EPAs are controversial because they force poorer countries to slash tariffs on imports from Europe – by up to 80 per cent over time. But they also provide Global South exporters with access to key markets, like Britain.

Botswana, which is in an EPA, exports the majority of its goods to Britain. In East Africa, Britain accounts for 17 per cent of exports to the EU, a figure which rises to over 35 per cent for two of Kenya’s most important agricultural sectors – edible vegetables, plants and flowers.

In the case of the islands of Saint Lucia in the Carribean and Tuvalu in the Pacific, the UK accounts for over 70 per cent of their exports to the EU.

The East African bloc has finished negotiating an EPA with the EU, despite domestic opposition and discord within the bloc: Tanzania is opposed to the deal – even taking the issue to the East African Court of Justice in an unsuccessful attempt to prevent other countries signing – while Kenya has already ratified the deal.

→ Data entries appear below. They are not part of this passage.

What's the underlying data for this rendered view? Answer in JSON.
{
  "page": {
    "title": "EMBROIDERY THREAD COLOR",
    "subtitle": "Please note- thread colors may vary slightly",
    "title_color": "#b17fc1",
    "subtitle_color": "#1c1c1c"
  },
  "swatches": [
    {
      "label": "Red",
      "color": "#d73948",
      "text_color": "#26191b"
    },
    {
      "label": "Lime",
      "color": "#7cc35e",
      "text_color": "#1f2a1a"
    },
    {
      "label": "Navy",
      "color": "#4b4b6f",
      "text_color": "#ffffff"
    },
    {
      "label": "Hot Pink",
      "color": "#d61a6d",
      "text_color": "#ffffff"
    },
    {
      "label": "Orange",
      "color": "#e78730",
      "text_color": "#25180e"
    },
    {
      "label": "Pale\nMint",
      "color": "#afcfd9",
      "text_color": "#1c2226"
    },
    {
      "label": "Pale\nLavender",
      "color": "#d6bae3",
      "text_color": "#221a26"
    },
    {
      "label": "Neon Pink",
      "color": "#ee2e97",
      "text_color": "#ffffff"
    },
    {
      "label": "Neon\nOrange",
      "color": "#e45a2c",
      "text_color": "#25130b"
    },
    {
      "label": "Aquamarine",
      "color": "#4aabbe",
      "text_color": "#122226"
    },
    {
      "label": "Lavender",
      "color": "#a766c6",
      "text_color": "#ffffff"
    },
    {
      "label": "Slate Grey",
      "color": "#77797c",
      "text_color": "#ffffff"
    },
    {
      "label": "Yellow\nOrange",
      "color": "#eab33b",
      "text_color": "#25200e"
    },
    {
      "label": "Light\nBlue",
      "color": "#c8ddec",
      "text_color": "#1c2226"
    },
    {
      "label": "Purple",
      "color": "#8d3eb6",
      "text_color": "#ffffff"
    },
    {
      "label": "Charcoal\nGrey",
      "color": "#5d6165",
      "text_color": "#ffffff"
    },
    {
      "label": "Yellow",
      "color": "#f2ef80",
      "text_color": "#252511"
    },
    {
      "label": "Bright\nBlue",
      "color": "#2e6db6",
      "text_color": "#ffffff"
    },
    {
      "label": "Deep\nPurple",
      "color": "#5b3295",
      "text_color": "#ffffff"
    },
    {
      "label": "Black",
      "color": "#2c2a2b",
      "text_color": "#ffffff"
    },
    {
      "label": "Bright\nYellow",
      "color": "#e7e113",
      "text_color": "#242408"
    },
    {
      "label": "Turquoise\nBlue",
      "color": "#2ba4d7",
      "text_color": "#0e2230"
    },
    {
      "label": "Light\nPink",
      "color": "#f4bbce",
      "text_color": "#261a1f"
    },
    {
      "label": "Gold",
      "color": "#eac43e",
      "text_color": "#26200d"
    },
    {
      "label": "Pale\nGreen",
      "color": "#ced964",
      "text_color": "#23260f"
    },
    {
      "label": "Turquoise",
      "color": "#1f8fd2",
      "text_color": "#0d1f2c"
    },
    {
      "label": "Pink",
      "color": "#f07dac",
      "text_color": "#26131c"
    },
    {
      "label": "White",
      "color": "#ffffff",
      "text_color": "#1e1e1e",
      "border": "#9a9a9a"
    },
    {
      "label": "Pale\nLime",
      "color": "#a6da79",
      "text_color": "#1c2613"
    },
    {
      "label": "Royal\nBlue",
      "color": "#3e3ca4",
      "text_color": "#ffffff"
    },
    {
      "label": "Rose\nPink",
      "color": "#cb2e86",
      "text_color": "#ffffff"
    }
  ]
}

Some are now suggesting that Brexit makes an even stronger case for rejecting the deal. ‘The EPA is a free trade agreement between unequal partners and [threatens] food security and employment,’ says Africa Kiiza, programme officer at the SEATINI trade institute in Uganda. ‘Brexit means the market [our goods can reach] has dwindled, and we need to reassess.’

Kiiza also says that the EU’s pursuit of the new trade deal has harmed regional integration efforts. At one point Kenya threatened to go it alone and join the deal without the rest of the region if no agreement could be reached.

Falling foul of WTO rules

The Everything But Arms agreement, the predecessor to the EPA deals, made all exports except armaments from African, Carribean and Pacific (ACP) countries to the EU tariff-free. However, unlike the newer trade deals, it did not force these countries to liberalize imports in return.

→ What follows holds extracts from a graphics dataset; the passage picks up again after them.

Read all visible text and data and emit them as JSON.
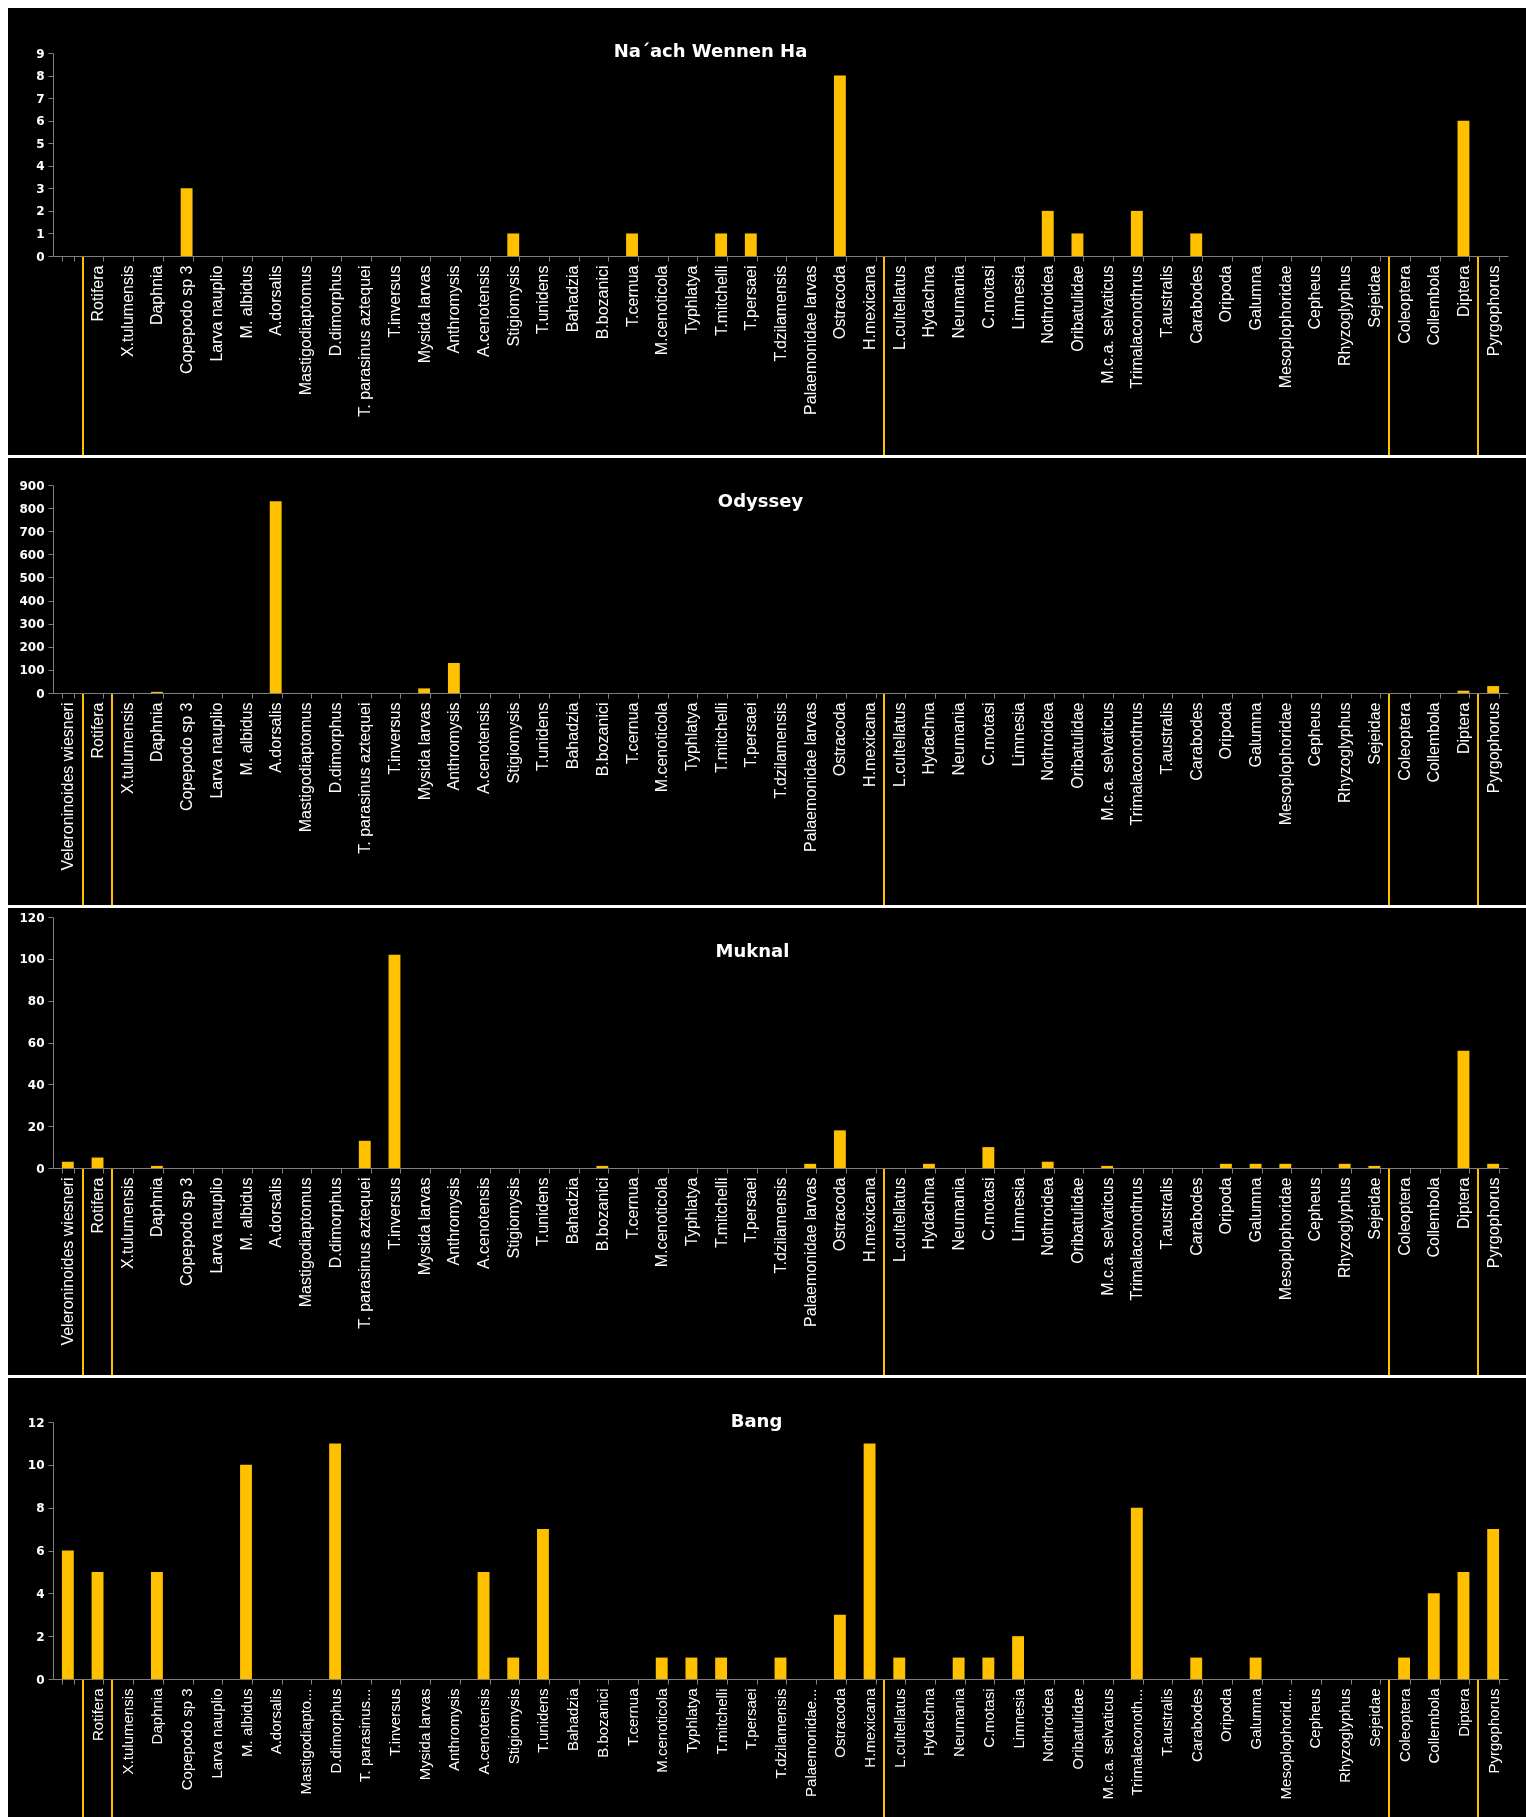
{
  "chart_data": [
    {
      "type": "bar",
      "title": "Na´ach Wennen Ha",
      "categories": [
        null,
        "Rotifera",
        "X.tulumensis",
        "Daphnia",
        "Copepodo sp 3",
        "Larva nauplio",
        "M. albidus",
        "A.dorsalis",
        "Mastigodiaptomus",
        "D.dimorphus",
        "T. parasinus aztequei",
        "T.inversus",
        "Mysida larvas",
        "Anthromysis",
        "A.cenotensis",
        "Stigiomysis",
        "T.unidens",
        "Bahadzia",
        "B.bozanici",
        "T.cernua",
        "M.cenoticola",
        "Typhlatya",
        "T.mitchelli",
        "T.persaei",
        "T.dzilamensis",
        "Palaemonidae larvas",
        "Ostracoda",
        "H.mexicana",
        "L.cultellatus",
        "Hydachna",
        "Neumania",
        "C.motasi",
        "Limnesia",
        "Nothroidea",
        "Oribatulidae",
        "M.c.a. selvaticus",
        "Trimalaconothrus",
        "T.australis",
        "Carabodes",
        "Oripoda",
        "Galumna",
        "Mesoplophoridae",
        "Cepheus",
        "Rhyzoglyphus",
        "Sejeidae",
        "Coleoptera",
        "Collembola",
        "Diptera",
        "Pyrgophorus"
      ],
      "values": [
        0,
        0,
        0,
        0,
        3,
        0,
        0,
        0,
        0,
        0,
        0,
        0,
        0,
        0,
        0,
        1,
        0,
        0,
        0,
        1,
        0,
        0,
        1,
        1,
        0,
        0,
        8,
        0,
        0,
        0,
        0,
        0,
        0,
        2,
        1,
        0,
        2,
        0,
        1,
        0,
        0,
        0,
        0,
        0,
        0,
        0,
        0,
        6,
        0
      ],
      "color": "#ffc000",
      "ylim": [
        0,
        9
      ],
      "yticks": [
        0,
        1,
        2,
        3,
        4,
        5,
        6,
        7,
        8,
        9
      ]
    },
    {
      "type": "bar",
      "title": "Odyssey",
      "categories": [
        "Veleroninoides wiesneri",
        "Rotifera",
        "X.tulumensis",
        "Daphnia",
        "Copepodo sp 3",
        "Larva nauplio",
        "M. albidus",
        "A.dorsalis",
        "Mastigodiaptomus",
        "D.dimorphus",
        "T. parasinus aztequei",
        "T.inversus",
        "Mysida larvas",
        "Anthromysis",
        "A.cenotensis",
        "Stigiomysis",
        "T.unidens",
        "Bahadzia",
        "B.bozanici",
        "T.cernua",
        "M.cenoticola",
        "Typhlatya",
        "T.mitchelli",
        "T.persaei",
        "T.dzilamensis",
        "Palaemonidae larvas",
        "Ostracoda",
        "H.mexicana",
        "L.cultellatus",
        "Hydachna",
        "Neumania",
        "C.motasi",
        "Limnesia",
        "Nothroidea",
        "Oribatulidae",
        "M.c.a. selvaticus",
        "Trimalaconothrus",
        "T.australis",
        "Carabodes",
        "Oripoda",
        "Galumna",
        "Mesoplophoridae",
        "Cepheus",
        "Rhyzoglyphus",
        "Sejeidae",
        "Coleoptera",
        "Collembola",
        "Diptera",
        "Pyrgophorus"
      ],
      "values": [
        0,
        0,
        0,
        5,
        0,
        0,
        0,
        830,
        0,
        0,
        0,
        0,
        20,
        130,
        0,
        0,
        0,
        0,
        0,
        0,
        0,
        0,
        0,
        0,
        0,
        0,
        0,
        0,
        0,
        0,
        0,
        0,
        0,
        0,
        0,
        0,
        0,
        0,
        0,
        0,
        0,
        0,
        0,
        0,
        0,
        0,
        0,
        10,
        30
      ],
      "color": "#ffc000",
      "ylim": [
        0,
        900
      ],
      "yticks": [
        0,
        100,
        200,
        300,
        400,
        500,
        600,
        700,
        800,
        900
      ]
    },
    {
      "type": "bar",
      "title": "Muknal",
      "categories": [
        "Veleroninoides wiesneri",
        "Rotifera",
        "X.tulumensis",
        "Daphnia",
        "Copepodo sp 3",
        "Larva nauplio",
        "M. albidus",
        "A.dorsalis",
        "Mastigodiaptomus",
        "D.dimorphus",
        "T. parasinus aztequei",
        "T.inversus",
        "Mysida larvas",
        "Anthromysis",
        "A.cenotensis",
        "Stigiomysis",
        "T.unidens",
        "Bahadzia",
        "B.bozanici",
        "T.cernua",
        "M.cenoticola",
        "Typhlatya",
        "T.mitchelli",
        "T.persaei",
        "T.dzilamensis",
        "Palaemonidae larvas",
        "Ostracoda",
        "H.mexicana",
        "L.cultellatus",
        "Hydachna",
        "Neumania",
        "C.motasi",
        "Limnesia",
        "Nothroidea",
        "Oribatulidae",
        "M.c.a. selvaticus",
        "Trimalaconothrus",
        "T.australis",
        "Carabodes",
        "Oripoda",
        "Galumna",
        "Mesoplophoridae",
        "Cepheus",
        "Rhyzoglyphus",
        "Sejeidae",
        "Coleoptera",
        "Collembola",
        "Diptera",
        "Pyrgophorus"
      ],
      "values": [
        3,
        5,
        0,
        1,
        0,
        0,
        0,
        0,
        0,
        0,
        13,
        102,
        0,
        0,
        0,
        0,
        0,
        0,
        1,
        0,
        0,
        0,
        0,
        0,
        0,
        2,
        18,
        0,
        0,
        2,
        0,
        10,
        0,
        3,
        0,
        1,
        0,
        0,
        0,
        2,
        2,
        2,
        0,
        2,
        1,
        0,
        0,
        56,
        2
      ],
      "color": "#ffc000",
      "ylim": [
        0,
        120
      ],
      "yticks": [
        0,
        20,
        40,
        60,
        80,
        100,
        120
      ]
    },
    {
      "type": "bar",
      "title": "Bang",
      "categories": [
        null,
        "Rotifera",
        "X.tulumensis",
        "Daphnia",
        "Copepodo sp 3",
        "Larva nauplio",
        "M. albidus",
        "A.dorsalis",
        "Mastigodiapto...",
        "D.dimorphus",
        "T. parasinus...",
        "T.inversus",
        "Mysida larvas",
        "Anthromysis",
        "A.cenotensis",
        "Stigiomysis",
        "T.unidens",
        "Bahadzia",
        "B.bozanici",
        "T.cernua",
        "M.cenoticola",
        "Typhlatya",
        "T.mitchelli",
        "T.persaei",
        "T.dzilamensis",
        "Palaemonidae...",
        "Ostracoda",
        "H.mexicana",
        "L.cultellatus",
        "Hydachna",
        "Neumania",
        "C.motasi",
        "Limnesia",
        "Nothroidea",
        "Oribatulidae",
        "M.c.a. selvaticus",
        "Trimalaconoth...",
        "T.australis",
        "Carabodes",
        "Oripoda",
        "Galumna",
        "Mesoplophorid...",
        "Cepheus",
        "Rhyzoglyphus",
        "Sejeidae",
        "Coleoptera",
        "Collembola",
        "Diptera",
        "Pyrgophorus"
      ],
      "values": [
        6,
        5,
        0,
        5,
        0,
        0,
        10,
        0,
        0,
        11,
        0,
        0,
        0,
        0,
        5,
        1,
        7,
        0,
        0,
        0,
        1,
        1,
        1,
        0,
        1,
        0,
        3,
        11,
        1,
        0,
        1,
        1,
        2,
        0,
        0,
        0,
        8,
        0,
        1,
        0,
        1,
        0,
        0,
        0,
        0,
        1,
        4,
        5,
        7
      ],
      "color": "#ffc000",
      "ylim": [
        0,
        12
      ],
      "yticks": [
        0,
        2,
        4,
        6,
        8,
        10,
        12
      ]
    }
  ]
}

This was criticized by other World Trade Organization members – according to its rules, trade deals are generally expected to be reciprocal. The EPA deals are an attempt to resolve this, but some countries and campaigners have argued that other options could have been pursued – such as a WTO waiver for developing country regions.

Instead, after over a decade of negotiating, the EU set an October 2014 deadline for the new deals, threatening to remove trade privileges for countries that did not sign in time.

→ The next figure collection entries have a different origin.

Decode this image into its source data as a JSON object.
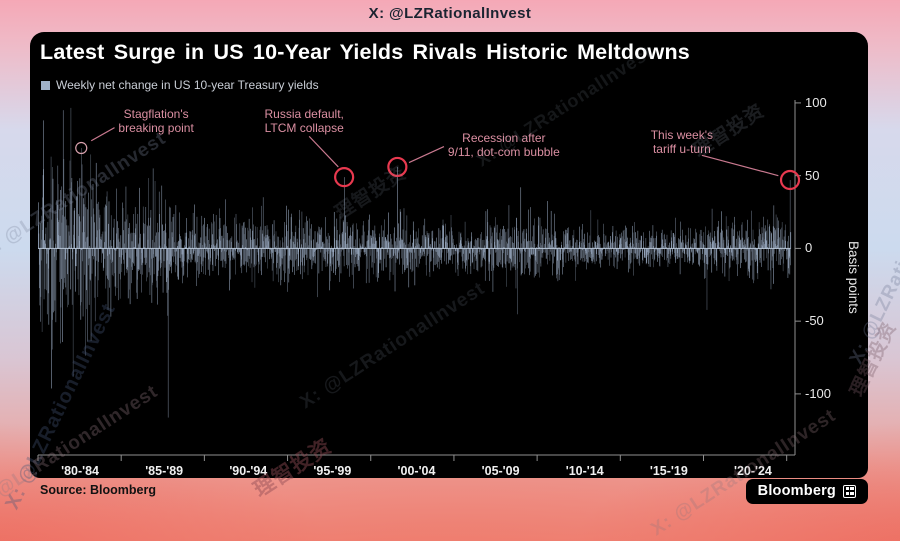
{
  "watermarks": {
    "top": "X: @LZRationalInvest",
    "handle": "X: @LZRationalInvest",
    "cn": "理智投资"
  },
  "header": {
    "title": "Latest Surge in US 10-Year Yields Rivals Historic Meltdowns"
  },
  "legend": {
    "label": "Weekly net change in US 10-year Treasury yields"
  },
  "footer": {
    "source": "Source: Bloomberg",
    "brand": "Bloomberg"
  },
  "chart_data": {
    "type": "bar",
    "title": "Latest Surge in US 10-Year Yields Rivals Historic Meltdowns",
    "legend": "Weekly net change in US 10-year Treasury yields",
    "ylabel": "Basis points",
    "yticks": [
      100,
      50,
      0,
      -50,
      -100
    ],
    "ylim": [
      -142,
      102
    ],
    "x_domain": [
      1980,
      2025.5
    ],
    "x_tick_interval_years": 5,
    "x_tick_labels": [
      "'80-'84",
      "'85-'89",
      "'90-'94",
      "'95-'99",
      "'00-'04",
      "'05-'09",
      "'10-'14",
      "'15-'19",
      "'20-'24"
    ],
    "points_per_year": 52,
    "bar_color": "#a0b1c9",
    "zero_line_color": "#c2cfdf",
    "axis_color": "#8f8f8f",
    "accent_color": "#e8394f",
    "light_circle_color": "#d9a2ae",
    "annotation_color": "#db8fa2",
    "annotation_line_color": "#c9798f",
    "seed": 42,
    "volatility_eras": [
      {
        "from": 1980.0,
        "to": 1983.5,
        "sd": 32
      },
      {
        "from": 1983.5,
        "to": 1988.0,
        "sd": 18
      },
      {
        "from": 1988.0,
        "to": 1996.0,
        "sd": 12
      },
      {
        "from": 1996.0,
        "to": 2003.0,
        "sd": 11
      },
      {
        "from": 2003.0,
        "to": 2007.0,
        "sd": 8.5
      },
      {
        "from": 2007.0,
        "to": 2012.0,
        "sd": 11.5
      },
      {
        "from": 2012.0,
        "to": 2020.0,
        "sd": 7.5
      },
      {
        "from": 2020.0,
        "to": 2025.5,
        "sd": 10.5
      }
    ],
    "spikes": [
      {
        "year": 1980.3,
        "value": 88
      },
      {
        "year": 1980.8,
        "value": -96
      },
      {
        "year": 1981.5,
        "value": 95
      },
      {
        "year": 1982.1,
        "value": -88
      },
      {
        "year": 1982.6,
        "value": 69
      },
      {
        "year": 1986.9,
        "value": 55
      },
      {
        "year": 1987.8,
        "value": -116
      },
      {
        "year": 1998.4,
        "value": 49
      },
      {
        "year": 2001.6,
        "value": 56
      },
      {
        "year": 2008.8,
        "value": -45
      },
      {
        "year": 2009.0,
        "value": 42
      },
      {
        "year": 2020.2,
        "value": -42
      },
      {
        "year": 2025.2,
        "value": 47
      }
    ],
    "annotations": [
      {
        "lines": [
          "Stagflation's",
          "breaking point"
        ],
        "circle_year": 1982.6,
        "circle_value": 69,
        "circle": "light",
        "label_year": 1987.1,
        "label_value": 97,
        "line": [
          1984.6,
          83,
          1983.2,
          74
        ]
      },
      {
        "lines": [
          "Russia default,",
          "LTCM collapse"
        ],
        "circle_year": 1998.4,
        "circle_value": 49,
        "circle": "strong",
        "label_year": 1996.0,
        "label_value": 97,
        "line": [
          1996.3,
          77,
          1998.05,
          56
        ]
      },
      {
        "lines": [
          "Recession after",
          "9/11, dot-com bubble"
        ],
        "circle_year": 2001.6,
        "circle_value": 56,
        "circle": "strong",
        "label_year": 2008.0,
        "label_value": 81,
        "line": [
          2004.4,
          70,
          2002.3,
          59
        ]
      },
      {
        "lines": [
          "This week's",
          "tariff u-turn"
        ],
        "circle_year": 2025.2,
        "circle_value": 47,
        "circle": "strong",
        "label_year": 2018.7,
        "label_value": 83,
        "line": [
          2019.9,
          64,
          2024.5,
          50
        ]
      }
    ]
  }
}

Regardless of whether countries sign the EPA deals, replacing current trade arrangements after Brexit will be difficult and time-consuming, due to complex World Trade Organization rules and overlapping regional trade blocs.

A spokesperson for the Department for International Trade said, ‘As we leave the EU, we will secure existing duty-free access for the world’s poorest countries to UK markets… around 48 least developed countries across the globe will continue to benefit from duty-free exports into the UK’.

However, the promise to maintain market access for ‘Least Developed Countries’ excludes countries like Kenya. The department says proposals in the recent Trade White Paper include maintaining EPA agreements, including the mandate for the gradual opening of ACP markets.

‘Avoiding a negative impact [on less developed countries] depends on the UK government taking action sooner rather than later to make sure poor producers of agricultural exports from African countries don’t face new tariffs’, says the University of York’s Peg Murray-Evans.

‘The UK should also acknowledge that rolling over existing EU arrangements with these countries may not be straightforward, and that while doing so would preserve existing levels of market access it would also perpetuate the various shortcomings of the EU’s development-related trade regime.’